What are the parts of a plant?
Each week, in our Green Fingers topic, we have been observing changes over time by looking to see how our pea, tomato and cress plants have changed and grown.
This time, we used some scientific equipment to observe even more closely. The magnifying glass made the parts of the plants bigger so we could see them more clearly.
Some of the children, who are growing pea plants, made a surprising discovery when they were observing their plants.
Can you spot what it was?
To find out what are the main parts of a plant, the children were asked to research this using an appropriate search question or phrase on the internet. They were able to tailor the search to material relevant to them.
We checked our findings as we watched this BBC video. We decided this information is from a trusted source.
Living and Learning: Mental health
Mental health has the been the whole school focus in Living and Learning. In Year 2, this learning has been based around the importance of special people in their lives and friendships.
We considered what makes a good friend is and the children compiled a great list of qualities they would want in a friend.
- not distracting at learning time
In the subsequent lesson, we discussed the sorts of things that can cause friendships to break and what can help make friendships stronger? We thought about some ways to sort out friendship problems and discussed that difficulties within friendships can usually be resolved.
If children do encounter friendship problems which they can’t sort out themselves, they are encouraged to Start Telling Other People. One way to do this could be writing a worry slip in the class Living and Learning box for an adult to read and discuss with the child.
To follow this up at home, here are some friendship related texts.
- Hello by Jack Foreman
- Friends by Kim Lewis
- Halibut Jackson by David Lucas
- Friends by Kathryn Cave and Nick Mayland
- Rosie and the yellow ribbon by Paula Depaolo
- Two friends by Clara Vullamy
Great news for Leeds
This article is great news for the city enabling children to develop healthy lifestyle choices.
Leeds has become the first city in the UK to report a drop in childhood obesity bucking the national trend. The national child measurement programme (NCMP), which requires all children to be weighed at the start and end of primary school saw a decrease in obesity levels in both reception children and children in year 6.

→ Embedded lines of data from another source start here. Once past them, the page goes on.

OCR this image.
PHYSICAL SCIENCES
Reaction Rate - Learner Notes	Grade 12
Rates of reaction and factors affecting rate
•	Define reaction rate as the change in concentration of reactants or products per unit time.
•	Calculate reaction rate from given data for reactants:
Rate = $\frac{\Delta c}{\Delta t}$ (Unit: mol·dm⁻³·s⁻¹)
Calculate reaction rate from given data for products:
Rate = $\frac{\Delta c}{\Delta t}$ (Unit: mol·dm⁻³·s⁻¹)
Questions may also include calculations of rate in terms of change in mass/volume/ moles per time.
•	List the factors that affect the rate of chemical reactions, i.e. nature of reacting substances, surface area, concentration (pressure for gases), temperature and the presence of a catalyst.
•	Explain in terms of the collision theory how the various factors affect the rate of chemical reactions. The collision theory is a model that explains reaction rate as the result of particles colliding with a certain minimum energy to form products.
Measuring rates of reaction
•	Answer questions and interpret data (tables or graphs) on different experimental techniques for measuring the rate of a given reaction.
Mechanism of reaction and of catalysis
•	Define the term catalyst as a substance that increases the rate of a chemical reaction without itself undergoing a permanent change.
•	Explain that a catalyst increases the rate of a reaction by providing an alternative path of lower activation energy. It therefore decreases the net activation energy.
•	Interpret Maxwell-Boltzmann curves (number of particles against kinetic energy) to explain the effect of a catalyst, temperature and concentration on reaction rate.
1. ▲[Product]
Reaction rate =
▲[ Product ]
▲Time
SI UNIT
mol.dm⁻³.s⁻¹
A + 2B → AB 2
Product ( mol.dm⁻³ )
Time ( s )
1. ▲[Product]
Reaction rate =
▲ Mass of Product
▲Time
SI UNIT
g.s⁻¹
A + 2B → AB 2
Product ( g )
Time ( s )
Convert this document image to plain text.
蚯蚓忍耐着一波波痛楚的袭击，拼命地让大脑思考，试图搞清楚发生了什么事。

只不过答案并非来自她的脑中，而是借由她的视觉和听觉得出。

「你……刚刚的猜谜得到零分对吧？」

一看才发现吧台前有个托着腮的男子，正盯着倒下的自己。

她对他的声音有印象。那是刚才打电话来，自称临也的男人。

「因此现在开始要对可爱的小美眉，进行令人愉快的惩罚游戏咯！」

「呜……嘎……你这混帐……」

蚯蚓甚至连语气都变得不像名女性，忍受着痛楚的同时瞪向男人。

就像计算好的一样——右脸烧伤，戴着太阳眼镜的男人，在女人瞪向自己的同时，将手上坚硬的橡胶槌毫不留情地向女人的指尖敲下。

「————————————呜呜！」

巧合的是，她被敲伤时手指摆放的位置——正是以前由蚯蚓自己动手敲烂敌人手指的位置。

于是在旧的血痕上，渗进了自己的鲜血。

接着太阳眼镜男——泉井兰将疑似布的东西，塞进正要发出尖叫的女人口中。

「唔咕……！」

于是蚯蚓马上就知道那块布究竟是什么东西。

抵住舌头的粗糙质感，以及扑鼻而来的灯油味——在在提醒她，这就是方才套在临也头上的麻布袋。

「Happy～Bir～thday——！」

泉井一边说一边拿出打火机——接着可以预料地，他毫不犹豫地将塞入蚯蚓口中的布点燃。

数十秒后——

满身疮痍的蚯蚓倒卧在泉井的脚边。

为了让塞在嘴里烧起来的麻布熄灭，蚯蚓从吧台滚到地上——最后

After-school club availability
Our summer term after-school clubs have started this week but it’s not too late to sign up as we do have a few spaces still available.
Monday cricket Years 3-6
Tuesday skipping Years 1-4
Wednesday Gymnastics (Leeds Gymnastics Club) All years
Thursday multi games Years 3-6
Please contact the office to book for these clubs.
Living and Learning: School charity fundraising
Our Money Matters themed week starts on 20 May.

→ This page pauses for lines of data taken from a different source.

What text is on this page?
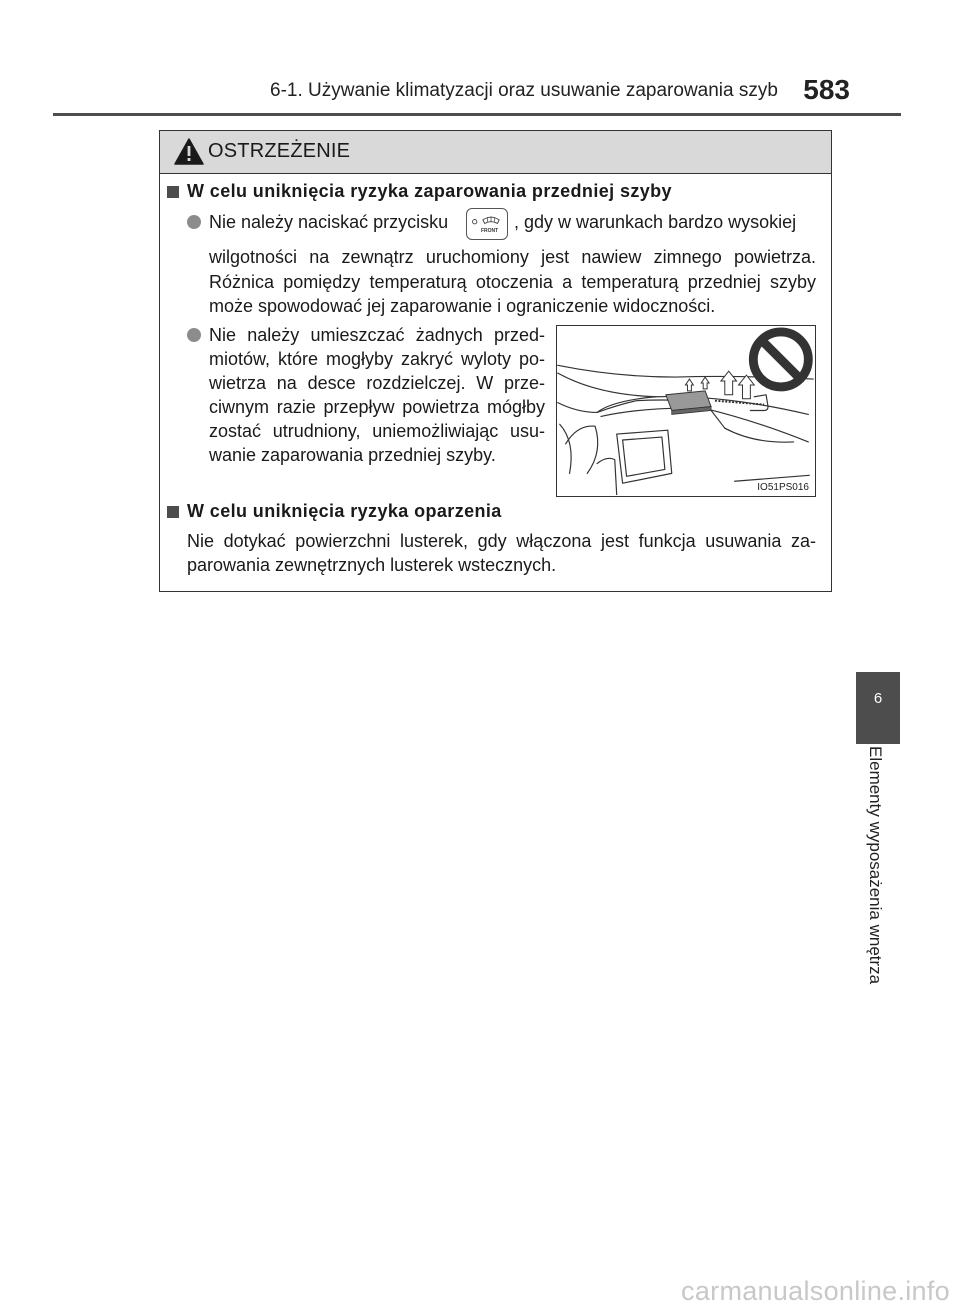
6-1. Używanie klimatyzacji oraz usuwanie zaparowania szyb 583
OSTRZEŻENIE
W celu uniknięcia ryzyka zaparowania przedniej szyby
Nie należy naciskać przycisku	FRONT , gdy w warunkach bardzo wysokiej
wilgotności na zewnątrz uruchomiony jest nawiew zimnego powietrza.
Różnica pomiędzy temperaturą otoczenia a temperaturą przedniej szyby
może spowodować jej zaparowanie i ograniczenie widoczności.
Nie należy umieszczać żadnych przed-
miotów, które mogłyby zakryć wyloty po-
wietrza na desce rozdzielczej. W prze-
ciwnym razie przepływ powietrza mógłby
zostać utrudniony, uniemożliwiając usu-
wanie zaparowania przedniej szyby.
IO51PS016
W celu uniknięcia ryzyka oparzenia
Nie dotykać powierzchni lusterek, gdy włączona jest funkcja usuwania za-
parowania zewnętrznych lusterek wstecznych.
6
Elementy wyposażenia wnętrza
carmanualsonline.info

During the week, there will be two opportunities to raise money for our current school charity, WWF (selected democratically by our school councillors).
Hot Shots Monday 20 May 2019
Every child will get chance to take part in this fun event to ‘kick’ off our Money Matters themed week. Children are encouraged to raise sponsorship money for taking part in the event with the money raised going to our school charity WWF.
Money trail 24 May 2019
Start saving your 1p and 2p coins to bring into class during the themed week. At the end of the week each class will use their class’s coins to make a whole school money trail in the playground.
Here’s our trail from last time where we raised £117.77. Can we beat this total?
Here’s some ways the money we raise might be used by WWF.
Living and Learning: Relationships education parent/carers information session
We will be holding two parent/carer information sessions on Monday 20 May at 2:30pm and 5:30pm. The sessions, open to parents/carers from all year groups, will give more information about the following.
- What does our Living and learning curriculum cover?
- What does relationships education look like in different year groups through school?
- What is included in our relationships and sex education policy?
If you are interested in attending, please complete and return the response slip on the letter being sent home to reserve a place.
If you are unable to attend but would like information from the session to be sent home with your child, please indicate this on the letter.
More creative homeworks
The homeworks were excellent again this week. We loved looking at them. Here are a few of our favourites:
After-school clubs summer term
Our summer term after-school clubs are now available to be booked for your child/children. Some of the clubs are open to Reception class.
Scientific observation skills
It has been two weeks since our initial planting of tomato, pea and cress seeds.
Each child used their scientific observation skills to see how their plant had grown and also how the other types of plants were growing. We used our maths skills to measure the height of the plants too.
‘My tomato plants are growing and each plant has two leaves. They are 3cm tall.’
‘The pea stem is thicker and stronger than the tomato and cress plants.’
‘My cress plants are growing and my tallest cress plant is about 9cm tall.’
‘The tomato and pea plants are growing slower than the cress.’
Does your child need to use a car seat?
In maths, we are currently learning about measurement (height and length). We wanted to check what the height requirement was for the use of car seats for children to keep safe while travelling in a car. We considered what question we would ask to find out this information on the internet.
‘What height do you have to be to not need a car seat?’
Children must normally use a child car seat until they’re 12 years old or 135 centimetres tall, whichever comes first. Children over 12 or more than 135cm tall must wear a seat belt. You can choose a child car seat based on your child’s height or weight.
Using different rulers (metre stick and 30cm ruler), we tested this out.